Intanto una decina di cittadini di Taranto ha deciso di avviare una ‘class action’ contro l’Ilva chiedendo il risarcimento per “danni materiali, fisiologici, biologici ed esistenziali” e sollecitando il sequestro conservativo di beni immobili e immobili facenti capo ai legali rappresentanti dell’azienda. Lo ha annunciato ai giornalisti l’avv.Giuseppe Lecce a cui si sono rivolti cittadini che hanno contratto malattie e familiari di persone decedute per patologie legate all’inquinamento, ma anche diportisti e commercianti, come il titolare di un vivaio, che si trova nell’area di passaggio del nastro trasportatori dell’Ilva, che ritengono di aver subito danni materiali.

 Il legale ha reso noto che già oggi invierà tramite fax al Tribunale di Taranto l’esposto per l’azione collettiva, “strumento – ha sottolineato – che consente pretese risarcitorie nei confronti di aziende e multinazionali, in questo caso l’Ilva spa, atteso che si tratta di illeciti plurioffensivi che sono stati compiuti nei confronti di più soggetti”. L’avv.Lecce fa riferimento innanzitutto all’inchiesta della Procura per disastro ambientale, sfociata nel sequestro degli impianti dell’area a caldo e osserva che “l’incessante e prolungata emissione di sostanze tossiche e nocive da oltre un ventennio incide in maniera diretta sulla salute dei lavoratori e dell’intera collettività, a tal punto da potersi ritenere quale causa primaria dell’elevato tasso di malattie e mortalità”.

 “Così come accaduto per il processo Thyssenkrupp, culminato con le sentenze di condanna per i vertici aziendali, chiederemo alla Procura di Taranto di valutare l’opportunità di contestare, oltre alle lesioni colpose, al danneggiamento e al getto pericoloso di cose, anche il reato di omicidio volontario con dolo eventuale a carico dei rappresentanti legali dell’Ilva finiti sotto inchiesta”. Lo ha detto ancora l’avv.Giuseppe Lecce spiegando che oltre ad avviare la ‘class action’ in sede civile, presenterà nei prossimi giorni denunce per conto di una decina di cittadini. “Nelle motivazioni del Tribunale del riesame – rileva – vi é un passaggio molto interessante dal quale emerge in modo inequivocabile come i legali rappresentanti dell’Ilva fossero pienamente consapevoli che l’attività produttiva nel suo complesso e la sua organizzazione di mezzi e tecniche fosse esercitata in piena violazione delle leggi in materia di sicurezza ed inquinamento”. “Secondo noi – aggiunge il legale – l’Ilva avrebbe coscientemente risparmiato sulla sicurezza degli impianti omettendo di apprestare o predisporre dispositivi tali da contenere entro i limiti previsti l’emissione di gas, fumi, polveri ed esalazioni e quindi ha inquinato con la consapevolezza che tale attività industriale avrebbe potuto cagionare la morte sia dei lavoratori che dell’intera collettività”.

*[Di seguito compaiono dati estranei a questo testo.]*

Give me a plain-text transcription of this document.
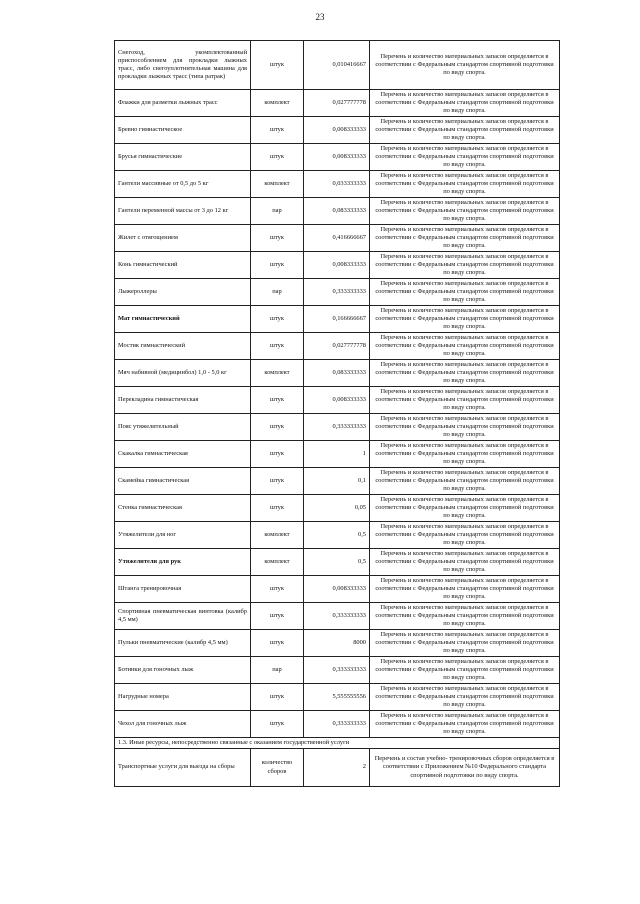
23
Снегоход, укомплектованный приспособлением для прокладки лыжных трасс, либо снегоуплотнительная машина для прокладки лыжных трасс (типа ратрак)	штук	0,010416667	Перечень и количество материальных запасов определяется в соответствии с Федеральным стандартом спортивной подготовки по виду спорта.
Флажки для разметки лыжных трасс	комплект	0,027777778	Перечень и количество материальных запасов определяется в соответствии с Федеральным стандартом спортивной подготовки по виду спорта.
Бревно гимнастическое	штук	0,008333333	Перечень и количество материальных запасов определяется в соответствии с Федеральным стандартом спортивной подготовки по виду спорта.
Брусья гимнастические	штук	0,008333333	Перечень и количество материальных запасов определяется в соответствии с Федеральным стандартом спортивной подготовки по виду спорта.
Гантели массивные от 0,5 до 5 кг	комплект	0,033333333	Перечень и количество материальных запасов определяется в соответствии с Федеральным стандартом спортивной подготовки по виду спорта.
Гантели переменной массы от 3 до 12 кг	пар	0,083333333	Перечень и количество материальных запасов определяется в соответствии с Федеральным стандартом спортивной подготовки по виду спорта.
Жилет с отягощением	штук	0,416666667	Перечень и количество материальных запасов определяется в соответствии с Федеральным стандартом спортивной подготовки по виду спорта.
Конь гимнастический	штук	0,008333333	Перечень и количество материальных запасов определяется в соответствии с Федеральным стандартом спортивной подготовки по виду спорта.
Лыжероллеры	пар	0,333333333	Перечень и количество материальных запасов определяется в соответствии с Федеральным стандартом спортивной подготовки по виду спорта.
Мат гимнастический	штук	0,166666667	Перечень и количество материальных запасов определяется в соответствии с Федеральным стандартом спортивной подготовки по виду спорта.
Мостик гимнастический	штук	0,027777778	Перечень и количество материальных запасов определяется в соответствии с Федеральным стандартом спортивной подготовки по виду спорта.
Мяч набивной (медицинбол) 1,0 - 5,0 кг	комплект	0,083333333	Перечень и количество материальных запасов определяется в соответствии с Федеральным стандартом спортивной подготовки по виду спорта.
Перекладина гимнастическая	штук	0,008333333	Перечень и количество материальных запасов определяется в соответствии с Федеральным стандартом спортивной подготовки по виду спорта.
Пояс утяжелительный	штук	0,333333333	Перечень и количество материальных запасов определяется в соответствии с Федеральным стандартом спортивной подготовки по виду спорта.
Скакалка гимнастическая	штук	1	Перечень и количество материальных запасов определяется в соответствии с Федеральным стандартом спортивной подготовки по виду спорта.
Скамейка гимнастическая	штук	0,1	Перечень и количество материальных запасов определяется в соответствии с Федеральным стандартом спортивной подготовки по виду спорта.
Стенка гимнастическая	штук	0,05	Перечень и количество материальных запасов определяется в соответствии с Федеральным стандартом спортивной подготовки по виду спорта.
Утяжелители для ног	комплект	0,5	Перечень и количество материальных запасов определяется в соответствии с Федеральным стандартом спортивной подготовки по виду спорта.
Утяжелители для рук	комплект	0,5	Перечень и количество материальных запасов определяется в соответствии с Федеральным стандартом спортивной подготовки по виду спорта.
Штанга тренировочная	штук	0,008333333	Перечень и количество материальных запасов определяется в соответствии с Федеральным стандартом спортивной подготовки по виду спорта.
Спортивная пневматическая винтовка (калибр 4,5 мм)	штук	0,333333333	Перечень и количество материальных запасов определяется в соответствии с Федеральным стандартом спортивной подготовки по виду спорта.
Пульки пневматические (калибр 4,5 мм)	штук	8000	Перечень и количество материальных запасов определяется в соответствии с Федеральным стандартом спортивной подготовки по виду спорта.
Ботинки для гоночных лыж	пар	0,333333333	Перечень и количество материальных запасов определяется в соответствии с Федеральным стандартом спортивной подготовки по виду спорта.
Нагрудные номера	штук	5,555555556	Перечень и количество материальных запасов определяется в соответствии с Федеральным стандартом спортивной подготовки по виду спорта.
Чехол для гоночных лыж	штук	0,333333333	Перечень и количество материальных запасов определяется в соответствии с Федеральным стандартом спортивной подготовки по виду спорта.
1.3. Иные ресурсы, непосредственно связанные с оказанием государственной услуги			
Транспортные услуги для выезда на сборы	количество сборов	2	Перечень и состав учебно- тренировочных сборов определяется в соответствии с Приложением №10 Федерального стандарта спортивной подготовки по виду спорта.
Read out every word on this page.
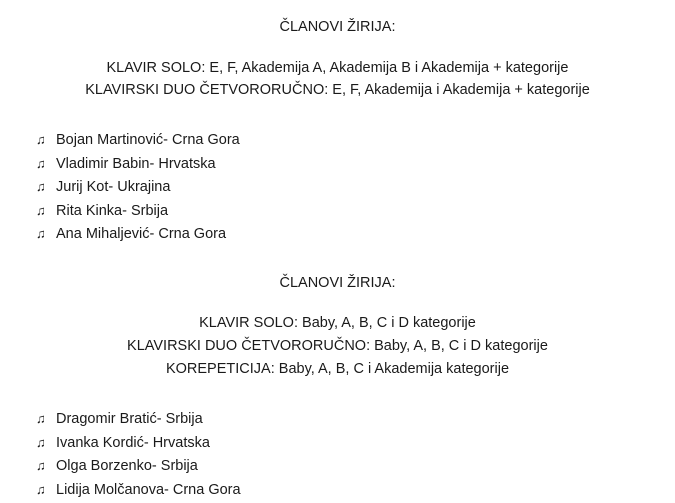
ČLANOVI ŽIRIJA:
KLAVIR SOLO: E, F, Akademija A, Akademija B i Akademija + kategorije
KLAVIRSKI DUO ČETVORORUČNO: E, F, Akademija i Akademija + kategorije
♫ Bojan Martinović- Crna Gora
♫ Vladimir Babin- Hrvatska
♫ Jurij Kot- Ukrajina
♫ Rita Kinka- Srbija
♫ Ana Mihaljević- Crna Gora
ČLANOVI ŽIRIJA:
KLAVIR SOLO: Baby, A, B, C i D kategorije
KLAVIRSKI DUO ČETVORORUČNO: Baby, A, B, C i D kategorije
KOREPETICIJA: Baby, A, B, C i Akademija kategorije
♫ Dragomir Bratić- Srbija
♫ Ivanka Kordić- Hrvatska
♫ Olga Borzenko- Srbija
♫ Lidija Molčanova- Crna Gora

 L’avv.Lecce ha sottolineato che l’inquinamento prodotto dall’Ilva crea danni non solo al rione Tamburi, ma anche alla città vecchia, al borgo e al quartiere Paolo VI. Ha anche fatto presente che “un altro dato che genera allarme è rappresentato dalle modalità con le quali viene effettuato il prelievo e il trasporto delle materie prime utilizzate per l’attività industriale”. “Vengono riposte nei nastri trasportatori in superficie – ha detto – e attraversano l’area demaniale di competenza dell’Autorità portuale di Taranto e la zona Punta Rondinella”. Queste modalità di approvvigionamento di risorse, secondo il legale, “sono altamente inquinanti poiché non sono state predisposte alcune misure tecniche per evitare il gettito di sostanze pericolose. E’ sufficiente attraversare il rondò sull’intersezione della statale 106 jonica e proseguire verso il Ponte di pietra per rendersi conto di come gli edifici siano visibilmente imbrattati di un colore rossastro rinveniente dalla polveri del trasporto di minerali”. Nella zona interessata, porto e Taranto Croce, sono insediate numerose attività produttive e commerciali e sul lato di Mar Grande, precisa l’avv.Lecce, insistono “due moli ove sono ormeggiate imbarcazioni da diporto che vengono investite ininterrottamente dallo spolverio dei minerali, così riportando danni talora anche irreversibili”.